In the current era of AI-driven development, the pressure to deliver “faster” has never been higher. With the advent of sophisticated coding agents, the first instinct for many project leads is to parallelize: split the work, run frontend and backend tracks simultaneously, and maximize output.
However, this rush to parallelize often comes with a hidden cost that many organizations fail to account for. By optimizing for simultaneous output, we are inadvertently sacrificing the very Agility we claim to pursue.
The Trap: Big Upfront Design (BUFD)
The logic of parallel development is simple: if the Frontend and Backend teams work at the same time, we finish in half the time. But in software engineering, dependencies are rarely that simple.
To make parallel tracks work without constant collision, you need a complete specification from day one. You need to define the API contracts, data structures, and state management in such detail that both sides can work in a vacuum.

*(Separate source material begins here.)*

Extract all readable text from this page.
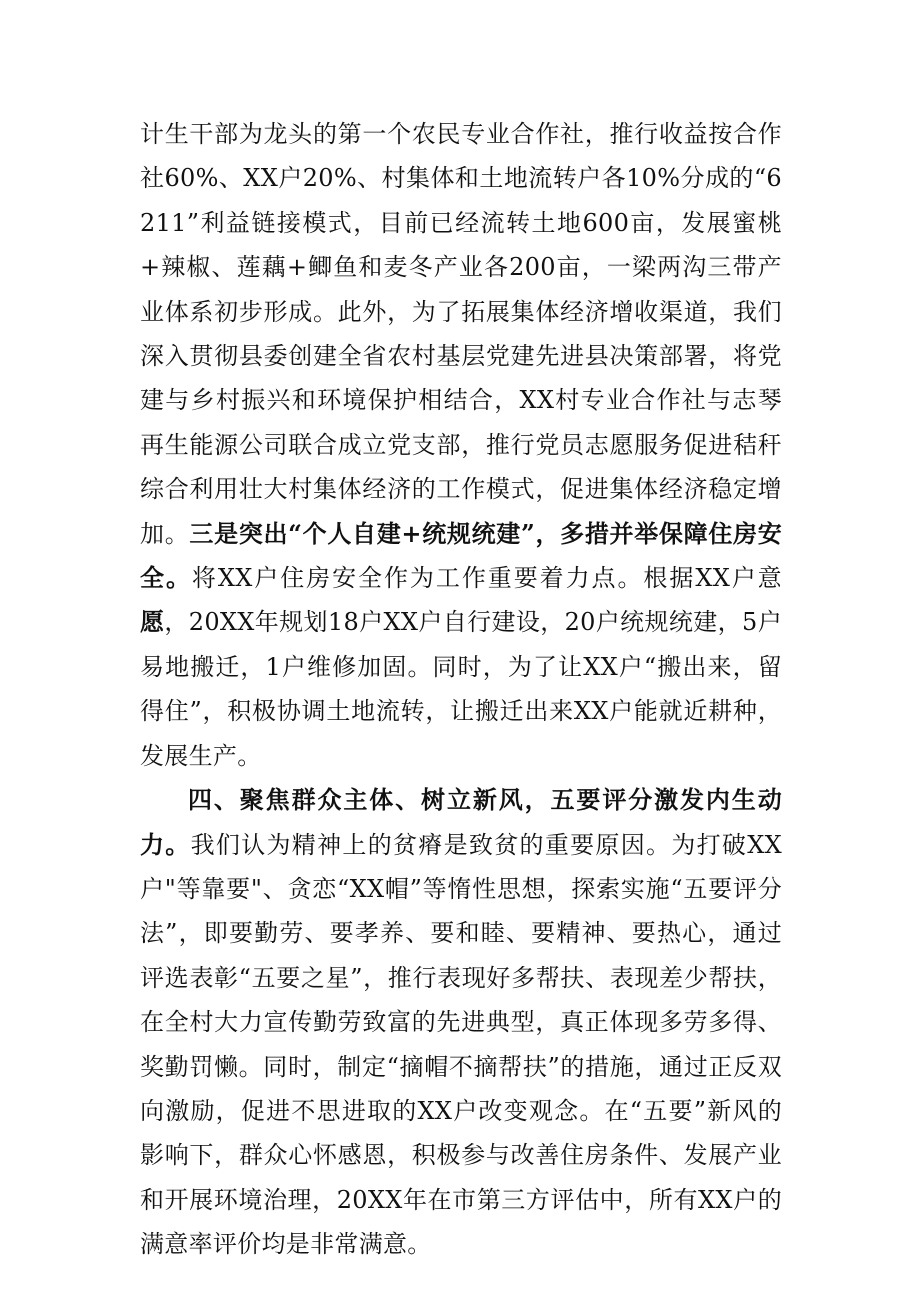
计生干部为龙头的第一个农民专业合作社，推行收益按合作社60%、XX户20%、村集体和土地流转户各10%分成的“6211”利益链接模式，目前已经流转土地600亩，发展蜜桃+辣椒、莲藕+鲫鱼和麦冬产业各200亩，一梁两沟三带产业体系初步形成。此外，为了拓展集体经济增收渠道，我们深入贯彻县委创建全省农村基层党建先进县决策部署，将党建与乡村振兴和环境保护相结合，XX村专业合作社与志琴再生能源公司联合成立党支部，推行党员志愿服务促进秸秆综合利用壮大村集体经济的工作模式，促进集体经济稳定增加。三是突出“个人自建+统规统建”，多措并举保障住房安全。将XX户住房安全作为工作重要着力点。根据XX户意愿，20XX年规划18户XX户自行建设，20户统规统建，5户易地搬迁，1户维修加固。同时，为了让XX户“搬出来，留得住”，积极协调土地流转，让搬迁出来XX户能就近耕种，发展生产。

四、聚焦群众主体、树立新风，五要评分激发内生动力。我们认为精神上的贫瘠是致贫的重要原因。为打破XX户"等靠要"、贪恋“XX帽”等惰性思想，探索实施“五要评分法”，即要勤劳、要孝养、要和睦、要精神、要热心，通过评选表彰“五要之星”，推行表现好多帮扶、表现差少帮扶，在全村大力宣传勤劳致富的先进典型，真正体现多劳多得、奖勤罚懒。同时，制定“摘帽不摘帮扶”的措施，通过正反双向激励，促进不思进取的XX户改变观念。在“五要”新风的影响下，群众心怀感恩，积极参与改善住房条件、发展产业和开展环境治理，20XX年在市第三方评估中，所有XX户的满意率评价均是非常满意。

The paradox: To go “fast” through parallelization, you have to revert to a Waterfall-style “Big Upfront Design.”
Why Parallelization Erodes Agility
When you commit to a rigid specification early on to enable parallel work, you lose the ability to learn. Agile development is built on the principle of the Feedback Loop:
- Build a small vertical slice.
- Learn from the implementation and user interaction.
- Adjust the requirements for the next slice.
In a parallelized environment, adjusting the requirements mid-sprint is a nightmare. A minor change in the backend logic doesn’t just affect the backend; it breaks the frontend implementation that was built simultaneously. Consequently, teams tend to stick to a suboptimal plan just to avoid the “re-work” cost, effectively killing any chance of iterative improvement.
Output vs. Learning
As noted in a recent discussion sparked by the rise of coding agents, parallelizing optimizes for output, while sequential work optimizes for learning.
- Output is linear. If you build two things at once, you have two things.
- Learning is compound. What you learn while building the backend might fundamentally change how you should approach the frontend to provide a better user experience.
If we use AI agents simply to execute parallel tracks faster, we aren’t becoming more agile—we are just building rigid systems at a higher velocity.
Finding the Balance
Does this mean we should never work in parallel? Of course not. But we must be conscious of the trade-off.
The most effective teams focus on Vertical Slices. Instead of “Backend vs. Frontend,” they focus on “Feature A.” They build the minimal necessary backend and frontend for that feature in tight, small-scale loops. This allows the architecture to evolve naturally and ensures that the specification stays as lean as possible.
Conclusion
Speed is not measured by how many lines of code we can generate simultaneously. True speed is measured by how quickly we can reach a viable, high-quality solution that meets the user’s needs.
If your parallelization strategy requires a 50-page specification document before a single agent starts coding, you aren’t doing Agile. You’re doing Waterfall with a faster engine.
This post was inspired by a recent discussion on LinkedIn regarding the use of AI coding agents in project planning.